Understanding the relative importance of factors that generate community structure and allow for the coexistence of species is central to ecological research.  Insect herbivores have been a model for such research because of their high diversity and the relative ease with which they can be manipulated.  Despite tremendous historical influence and the heated debate that ensued, systematic studies of the relative importance of multiple factors that control herbivore diversity and coexistence are rare.  Does strong predation pressure limit competition between herbivores?  Modern analyses cannot be limited to predation and direct competition between herbivores, but must take advantage of the many proposed, and yet untested indirect mechanisms of coexistence.  This research project, currently funded by a five year grant from NSF, is an integrated program to examine the mechanisms promoting coexistence of insect herbivores on milkweed, and combines approaches from ecological genetics, chemical ecology, and metapopulation biology.  Postdoctoral fellow, Kailen Mooney, is currently working on various aspects of the project. 

 

Most theory predicts that trade-offs in fitness enhancing traits are necessary for species to coexist in communities.  We are evaluating multiple, non-exclusive hypotheses for trade-offs that maintain low populations of competitively dominant insects in the community of milkweed herbivores (ten species in five feeding guilds): high susceptibility to predation, low colonization ability, variable preference and performance on plant genotypes that vary in defense, and specificity in induced plant responses (and effects on herbivores).  Though many of the herbivore species utilize different parts of the plant (from the roots, to the stems, leaves, phloem sap, and seed pods), we are particularly focusing on the three aphids.
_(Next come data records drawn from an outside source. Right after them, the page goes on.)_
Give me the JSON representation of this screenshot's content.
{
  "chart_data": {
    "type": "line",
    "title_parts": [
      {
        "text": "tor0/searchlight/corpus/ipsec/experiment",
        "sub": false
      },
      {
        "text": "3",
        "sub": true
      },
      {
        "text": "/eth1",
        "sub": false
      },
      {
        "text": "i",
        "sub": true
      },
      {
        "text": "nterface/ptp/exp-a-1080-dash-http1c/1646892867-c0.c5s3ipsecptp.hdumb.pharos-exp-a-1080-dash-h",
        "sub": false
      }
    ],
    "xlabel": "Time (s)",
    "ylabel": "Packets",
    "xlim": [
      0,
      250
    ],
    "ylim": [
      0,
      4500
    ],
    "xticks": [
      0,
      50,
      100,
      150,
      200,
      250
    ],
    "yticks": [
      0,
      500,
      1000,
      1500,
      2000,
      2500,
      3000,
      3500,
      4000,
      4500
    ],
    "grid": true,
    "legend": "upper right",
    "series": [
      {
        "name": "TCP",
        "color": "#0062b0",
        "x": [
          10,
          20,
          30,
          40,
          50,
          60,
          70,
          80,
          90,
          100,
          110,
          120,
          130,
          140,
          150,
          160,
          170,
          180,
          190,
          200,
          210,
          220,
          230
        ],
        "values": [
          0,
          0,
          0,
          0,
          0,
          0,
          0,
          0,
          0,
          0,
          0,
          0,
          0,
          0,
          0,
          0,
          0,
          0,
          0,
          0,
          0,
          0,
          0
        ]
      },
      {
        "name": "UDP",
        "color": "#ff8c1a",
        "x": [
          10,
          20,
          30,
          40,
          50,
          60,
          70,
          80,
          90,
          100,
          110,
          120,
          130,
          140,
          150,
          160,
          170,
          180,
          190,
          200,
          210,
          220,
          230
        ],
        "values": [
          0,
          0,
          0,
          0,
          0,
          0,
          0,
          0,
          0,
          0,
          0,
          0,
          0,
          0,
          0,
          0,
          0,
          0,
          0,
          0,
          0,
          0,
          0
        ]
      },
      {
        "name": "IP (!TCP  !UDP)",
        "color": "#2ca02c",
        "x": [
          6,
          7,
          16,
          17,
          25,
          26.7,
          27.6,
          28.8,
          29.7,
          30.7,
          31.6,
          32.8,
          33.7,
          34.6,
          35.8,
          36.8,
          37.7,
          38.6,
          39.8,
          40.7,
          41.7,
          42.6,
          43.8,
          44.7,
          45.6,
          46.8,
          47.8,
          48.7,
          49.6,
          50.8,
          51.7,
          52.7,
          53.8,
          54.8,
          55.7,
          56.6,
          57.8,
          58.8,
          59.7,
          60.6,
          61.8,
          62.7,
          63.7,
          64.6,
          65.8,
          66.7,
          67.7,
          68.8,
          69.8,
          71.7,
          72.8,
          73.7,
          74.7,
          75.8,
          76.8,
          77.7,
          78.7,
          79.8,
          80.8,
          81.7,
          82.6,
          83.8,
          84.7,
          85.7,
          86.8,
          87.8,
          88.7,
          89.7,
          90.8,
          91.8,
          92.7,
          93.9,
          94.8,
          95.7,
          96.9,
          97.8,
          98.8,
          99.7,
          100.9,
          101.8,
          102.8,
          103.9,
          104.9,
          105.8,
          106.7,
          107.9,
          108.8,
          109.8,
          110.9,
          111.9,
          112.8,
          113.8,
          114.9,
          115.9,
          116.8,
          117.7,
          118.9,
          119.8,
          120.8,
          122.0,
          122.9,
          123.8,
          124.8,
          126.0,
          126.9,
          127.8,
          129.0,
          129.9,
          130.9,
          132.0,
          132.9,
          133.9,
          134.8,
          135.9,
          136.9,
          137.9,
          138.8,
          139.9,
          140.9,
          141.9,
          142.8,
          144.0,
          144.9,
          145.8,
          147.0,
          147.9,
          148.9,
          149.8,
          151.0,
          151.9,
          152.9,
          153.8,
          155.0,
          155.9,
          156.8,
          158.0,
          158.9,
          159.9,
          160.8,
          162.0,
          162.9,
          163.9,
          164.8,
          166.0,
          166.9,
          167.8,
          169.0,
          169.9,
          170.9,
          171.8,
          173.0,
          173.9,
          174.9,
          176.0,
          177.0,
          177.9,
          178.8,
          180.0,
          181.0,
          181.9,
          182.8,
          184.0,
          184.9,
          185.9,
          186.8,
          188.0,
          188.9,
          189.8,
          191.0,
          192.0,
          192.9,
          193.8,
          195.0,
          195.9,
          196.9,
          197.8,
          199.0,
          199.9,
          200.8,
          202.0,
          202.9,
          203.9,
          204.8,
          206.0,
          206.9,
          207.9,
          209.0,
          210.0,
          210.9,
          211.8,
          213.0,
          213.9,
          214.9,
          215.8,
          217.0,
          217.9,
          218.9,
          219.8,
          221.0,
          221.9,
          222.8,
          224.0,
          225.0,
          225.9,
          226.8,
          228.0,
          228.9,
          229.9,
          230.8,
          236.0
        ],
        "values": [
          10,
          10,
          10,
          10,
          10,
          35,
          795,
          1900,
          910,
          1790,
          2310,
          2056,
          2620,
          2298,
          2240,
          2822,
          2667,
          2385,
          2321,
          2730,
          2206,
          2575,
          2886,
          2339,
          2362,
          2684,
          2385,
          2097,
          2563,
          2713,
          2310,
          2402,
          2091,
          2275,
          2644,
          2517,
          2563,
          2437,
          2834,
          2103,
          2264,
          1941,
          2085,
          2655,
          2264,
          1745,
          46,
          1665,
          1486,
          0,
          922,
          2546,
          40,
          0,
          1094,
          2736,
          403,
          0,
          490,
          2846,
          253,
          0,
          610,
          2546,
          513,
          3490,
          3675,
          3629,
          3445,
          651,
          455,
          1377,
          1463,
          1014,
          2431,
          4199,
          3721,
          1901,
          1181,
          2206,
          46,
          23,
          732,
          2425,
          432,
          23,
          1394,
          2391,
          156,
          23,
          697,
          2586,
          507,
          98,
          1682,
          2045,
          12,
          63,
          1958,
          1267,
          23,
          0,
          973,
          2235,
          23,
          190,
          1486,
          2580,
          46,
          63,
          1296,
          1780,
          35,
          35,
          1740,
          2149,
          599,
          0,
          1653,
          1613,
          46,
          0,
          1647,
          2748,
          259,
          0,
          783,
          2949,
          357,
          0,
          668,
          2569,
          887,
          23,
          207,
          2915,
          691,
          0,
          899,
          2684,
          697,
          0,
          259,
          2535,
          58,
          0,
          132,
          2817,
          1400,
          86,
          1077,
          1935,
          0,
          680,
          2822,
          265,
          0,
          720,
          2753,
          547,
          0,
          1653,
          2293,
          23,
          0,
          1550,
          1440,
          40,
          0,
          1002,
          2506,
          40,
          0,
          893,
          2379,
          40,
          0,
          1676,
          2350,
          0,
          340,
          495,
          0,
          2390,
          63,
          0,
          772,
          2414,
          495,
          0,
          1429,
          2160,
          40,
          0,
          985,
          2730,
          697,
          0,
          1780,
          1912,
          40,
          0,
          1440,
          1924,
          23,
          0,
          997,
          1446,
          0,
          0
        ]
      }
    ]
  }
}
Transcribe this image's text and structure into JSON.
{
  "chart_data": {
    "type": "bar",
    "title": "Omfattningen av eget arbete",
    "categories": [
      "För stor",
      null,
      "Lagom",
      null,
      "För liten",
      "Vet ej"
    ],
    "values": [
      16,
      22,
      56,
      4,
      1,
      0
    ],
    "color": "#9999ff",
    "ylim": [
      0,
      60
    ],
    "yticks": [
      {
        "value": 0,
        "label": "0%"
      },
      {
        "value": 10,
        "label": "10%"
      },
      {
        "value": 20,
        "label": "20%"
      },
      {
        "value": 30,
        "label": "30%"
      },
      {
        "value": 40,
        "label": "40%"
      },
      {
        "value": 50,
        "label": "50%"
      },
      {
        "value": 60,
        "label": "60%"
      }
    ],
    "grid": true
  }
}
Among these species, Aphis nerii appears to have the "toxic" and aposomatic strategy, Aphis asclepiadis has the "mutualism" strategy as it is usually tented by ants in the field, and Myzocallis asclepiadis has the "fugitive" strategy as it is the only species of the three to always have winged adults.  

 

We have also previously demonstrated that milkweed plants exhibit high levels of intraspecific genetic variation and phenotypic plasticity in six defensive and nutritional traits, suggesting that the resource base for herbivorous insect communities is highly dynamic.  This variation is predicted to be a key factor in the maintenance of diversity in herbivore communities.  The explicit hypothesis is that trade-offs in the exploitation ability of herbivores on different plant phenotypes (generated by genetic variation or plasticity) allow variation in plant populations to maintain herbivore coexistence.  Ultimately, an assessment of trade-offs promoting coexistence will be evaluated on several axes.

 

 

The insect herbivore community of common milkweed, Asclepias syriaca, loosely arranged by phylogenetic relationships.  This specialized fauna represents 4 orders of insects (the 3 big beetle families, a leaf mining fly, a butterfly and two moths, and several hemiptera).